Despite the size, most gold bars are high quality, with a fineness of 0.999 and above (24 karats). For a comprehensive listing of gold bars, check out The Industry Catalogue of Gold Bars Worldwide. Perhaps the only drawback of gold bars is their size, which makes them harder (and more expensive) to store.
Gold certificates: Gold certificates are a hybrid instrument that allows you to own physical gold without actually taking possession of it. As the name implies, gold certificates certify that you own a certain amount of gold, which is usually stored in a safe location by the authority that issues the gold certificates.
Owning gold certificates is a great way of owning gold because they’re safe and easy to store.
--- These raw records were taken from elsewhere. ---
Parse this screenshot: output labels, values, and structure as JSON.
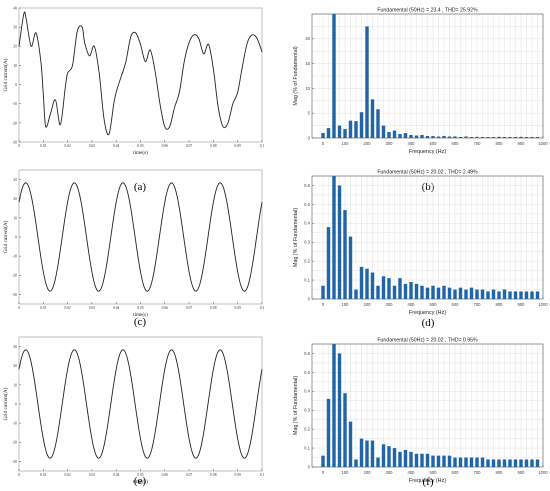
{
  "colors": {
    "bar": "#1f65a8",
    "line": "#222222",
    "grid": "#dcdcdc",
    "axes": "#555555"
  },
  "chart_data": [
    {
      "id": "a",
      "panel_label": "(a)",
      "type": "line",
      "title": "",
      "xlabel": "time(s)",
      "ylabel": "Grid current(A)",
      "xlim": [
        0,
        0.1
      ],
      "ylim": [
        -30,
        40
      ],
      "xticks": [
        0,
        0.01,
        0.02,
        0.03,
        0.04,
        0.05,
        0.06,
        0.07,
        0.08,
        0.09,
        0.1
      ],
      "xtick_labels": [
        "0",
        "0.01",
        "0.02",
        "0.03",
        "0.04",
        "0.05",
        "0.06",
        "0.07",
        "0.08",
        "0.09",
        "0.1"
      ],
      "yticks": [
        -30,
        -20,
        -10,
        0,
        10,
        20,
        30,
        40
      ],
      "ytick_labels": [
        "-30",
        "-20",
        "-10",
        "0",
        "10",
        "20",
        "30",
        "40"
      ],
      "x": [
        0,
        0.002,
        0.003,
        0.005,
        0.007,
        0.009,
        0.01,
        0.011,
        0.013,
        0.015,
        0.017,
        0.019,
        0.02,
        0.022,
        0.024,
        0.026,
        0.027,
        0.029,
        0.031,
        0.033,
        0.035,
        0.037,
        0.039,
        0.04,
        0.042,
        0.044,
        0.046,
        0.048,
        0.05,
        0.052,
        0.054,
        0.056,
        0.058,
        0.06,
        0.062,
        0.064,
        0.066,
        0.068,
        0.07,
        0.072,
        0.074,
        0.076,
        0.078,
        0.08,
        0.082,
        0.084,
        0.086,
        0.088,
        0.09,
        0.092,
        0.094,
        0.096,
        0.098,
        0.1
      ],
      "y": [
        20,
        37,
        34,
        20,
        27,
        12,
        -5,
        -22,
        -15,
        -8,
        -21,
        -2,
        6,
        10,
        28,
        30,
        22,
        15,
        20,
        6,
        -18,
        -26,
        -10,
        -4,
        4,
        12,
        25,
        27,
        21,
        12,
        18,
        7,
        -10,
        -22,
        -22,
        -12,
        -4,
        12,
        22,
        26,
        24,
        16,
        21,
        8,
        -12,
        -22,
        -20,
        -10,
        -4,
        10,
        22,
        26,
        24,
        17
      ]
    },
    {
      "id": "b",
      "panel_label": "(b)",
      "type": "bar",
      "title": "Fundamental (50Hz) = 23.4 , THD= 25.92%",
      "xlabel": "Frequency (Hz)",
      "ylabel": "Mag (% of Fundamental)",
      "xlim": [
        -50,
        1000
      ],
      "ylim": [
        0,
        25
      ],
      "xticks": [
        0,
        100,
        200,
        300,
        400,
        500,
        600,
        700,
        800,
        900,
        1000
      ],
      "yticks": [
        0,
        5,
        10,
        15,
        20
      ],
      "x": [
        0,
        25,
        50,
        75,
        100,
        125,
        150,
        175,
        200,
        225,
        250,
        275,
        300,
        325,
        350,
        375,
        400,
        425,
        450,
        475,
        500,
        525,
        550,
        575,
        600,
        625,
        650,
        675,
        700,
        725,
        750,
        775,
        800,
        825,
        850,
        875,
        900,
        925,
        950,
        975
      ],
      "values": [
        1.0,
        2.0,
        25.0,
        2.5,
        1.8,
        3.5,
        3.4,
        5.2,
        22.5,
        7.8,
        5.8,
        2.5,
        1.2,
        1.5,
        0.8,
        1.0,
        0.6,
        0.5,
        0.6,
        0.4,
        0.4,
        0.3,
        0.4,
        0.3,
        0.3,
        0.2,
        0.3,
        0.2,
        0.2,
        0.2,
        0.2,
        0.2,
        0.2,
        0.2,
        0.2,
        0.2,
        0.2,
        0.2,
        0.2,
        0.2
      ]
    },
    {
      "id": "c",
      "panel_label": "(c)",
      "type": "line",
      "title": "",
      "xlabel": "time(s)",
      "ylabel": "Grid current(A)",
      "xlim": [
        0,
        0.1
      ],
      "ylim": [
        -35,
        35
      ],
      "xticks": [
        0,
        0.01,
        0.02,
        0.03,
        0.04,
        0.05,
        0.06,
        0.07,
        0.08,
        0.09,
        0.1
      ],
      "xtick_labels": [
        "0",
        "0.01",
        "0.02",
        "0.03",
        "0.04",
        "0.05",
        "0.06",
        "0.07",
        "0.08",
        "0.09",
        "0.1"
      ],
      "yticks": [
        -30,
        -20,
        -10,
        0,
        10,
        20,
        30
      ],
      "ytick_labels": [
        "-30",
        "-20",
        "-10",
        "0",
        "10",
        "20",
        "30"
      ],
      "amplitude": 28.3,
      "frequency_hz": 50,
      "phase_deg": 40
    },
    {
      "id": "d",
      "panel_label": "(d)",
      "type": "bar",
      "title": "Fundamental (50Hz) = 20.02 , THD= 2.49%",
      "xlabel": "Frequency (Hz)",
      "ylabel": "Mag (% of Fundamental)",
      "xlim": [
        -50,
        1000
      ],
      "ylim": [
        0,
        0.65
      ],
      "xticks": [
        0,
        100,
        200,
        300,
        400,
        500,
        600,
        700,
        800,
        900,
        1000
      ],
      "yticks": [
        0,
        0.1,
        0.2,
        0.3,
        0.4,
        0.5,
        0.6
      ],
      "x": [
        0,
        25,
        50,
        75,
        100,
        125,
        150,
        175,
        200,
        225,
        250,
        275,
        300,
        325,
        350,
        375,
        400,
        425,
        450,
        475,
        500,
        525,
        550,
        575,
        600,
        625,
        650,
        675,
        700,
        725,
        750,
        775,
        800,
        825,
        850,
        875,
        900,
        925,
        950,
        975
      ],
      "values": [
        0.07,
        0.38,
        0.65,
        0.6,
        0.47,
        0.33,
        0.05,
        0.17,
        0.16,
        0.14,
        0.07,
        0.12,
        0.11,
        0.07,
        0.11,
        0.08,
        0.09,
        0.08,
        0.07,
        0.06,
        0.07,
        0.06,
        0.07,
        0.06,
        0.05,
        0.06,
        0.05,
        0.06,
        0.05,
        0.05,
        0.04,
        0.05,
        0.04,
        0.05,
        0.04,
        0.04,
        0.04,
        0.04,
        0.04,
        0.04
      ]
    },
    {
      "id": "e",
      "panel_label": "(e)",
      "type": "line",
      "title": "",
      "xlabel": "time(s)",
      "ylabel": "Grid current(A)",
      "xlim": [
        0,
        0.1
      ],
      "ylim": [
        -35,
        35
      ],
      "xticks": [
        0,
        0.01,
        0.02,
        0.03,
        0.04,
        0.05,
        0.06,
        0.07,
        0.08,
        0.09,
        0.1
      ],
      "xtick_labels": [
        "0",
        "0.01",
        "0.02",
        "0.03",
        "0.04",
        "0.05",
        "0.06",
        "0.07",
        "0.08",
        "0.09",
        "0.1"
      ],
      "yticks": [
        -30,
        -20,
        -10,
        0,
        10,
        20,
        30
      ],
      "ytick_labels": [
        "-30",
        "-20",
        "-10",
        "0",
        "10",
        "20",
        "30"
      ],
      "amplitude": 28.3,
      "frequency_hz": 50,
      "phase_deg": 40
    },
    {
      "id": "f",
      "panel_label": "(f)",
      "type": "bar",
      "title": "Fundamental (50Hz) = 20.02 , THD= 0.95%",
      "xlabel": "Frequency (Hz)",
      "ylabel": "Mag (% of Fundamental)",
      "xlim": [
        -50,
        1000
      ],
      "ylim": [
        0,
        0.65
      ],
      "xticks": [
        0,
        100,
        200,
        300,
        400,
        500,
        600,
        700,
        800,
        900,
        1000
      ],
      "yticks": [
        0,
        0.1,
        0.2,
        0.3,
        0.4,
        0.5,
        0.6
      ],
      "x": [
        0,
        25,
        50,
        75,
        100,
        125,
        150,
        175,
        200,
        225,
        250,
        275,
        300,
        325,
        350,
        375,
        400,
        425,
        450,
        475,
        500,
        525,
        550,
        575,
        600,
        625,
        650,
        675,
        700,
        725,
        750,
        775,
        800,
        825,
        850,
        875,
        900,
        925,
        950,
        975
      ],
      "values": [
        0.06,
        0.36,
        0.65,
        0.6,
        0.39,
        0.24,
        0.04,
        0.15,
        0.14,
        0.14,
        0.05,
        0.12,
        0.11,
        0.1,
        0.08,
        0.09,
        0.08,
        0.07,
        0.07,
        0.07,
        0.06,
        0.06,
        0.06,
        0.06,
        0.05,
        0.05,
        0.05,
        0.05,
        0.05,
        0.05,
        0.04,
        0.04,
        0.04,
        0.04,
        0.04,
        0.04,
        0.04,
        0.04,
        0.04,
        0.04
      ]
    }
  ]
}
When you own gold bars or coins, safety is always a concern — someone could literally steal your gold. Storage is another concern, particularly if you have large quantities of the stuff, because it can end up costing you a lot to store your gold (such as in a bank vault or personal safe).
Gold coins: One of the easiest ways to invest in physical gold is to buy gold coins. Gold coins are a great option because they give you a lot of bang for your buck. Unlike large gold bars, gold coins allow you to purchase the yellow metal in smaller quantities and units.
This flexibility offers two advantages: First, you don’t have to put up as much money to buy a gold coin, compared to buying a gold bar. Second, if you want to sell part of your gold holdings, you can easily sell five gold coins and keep five — that’s not possible when you have only one gold bar.
Another reason gold coins are nice is that you can easily and safely store them; they’re more discrete than having large gold bullion. The third reason is that they’re issued by a federal government and instantly recognized as such; in some countries (Canada and South Africa), they’re even considered legal tender. Here are the most popular types of gold coins, by country of issuance, here:
Gold eagle: The U.S. government issues the gold eagle coin; it has the full backing of Congress and the U.S. Mint. It comes in various sizes, including 1 ounce, 1/2 ounce, 1/4 ounce, and 1/10 ounce. At 22K, the gold eagle coin is a high-quality coin that you can actually use to fund an IRA account.
Gold Krugerrand: The gold Krugerrand is issued by the South African government and is one of the oldest gold coins issued in the world. It has a fineness of 0.916.
Gold maple leaf: The Canadian government backs the gold maple leaf. It’s issued by the Royal Canadian Mint and, at 24K, is the purest gold coin on the market.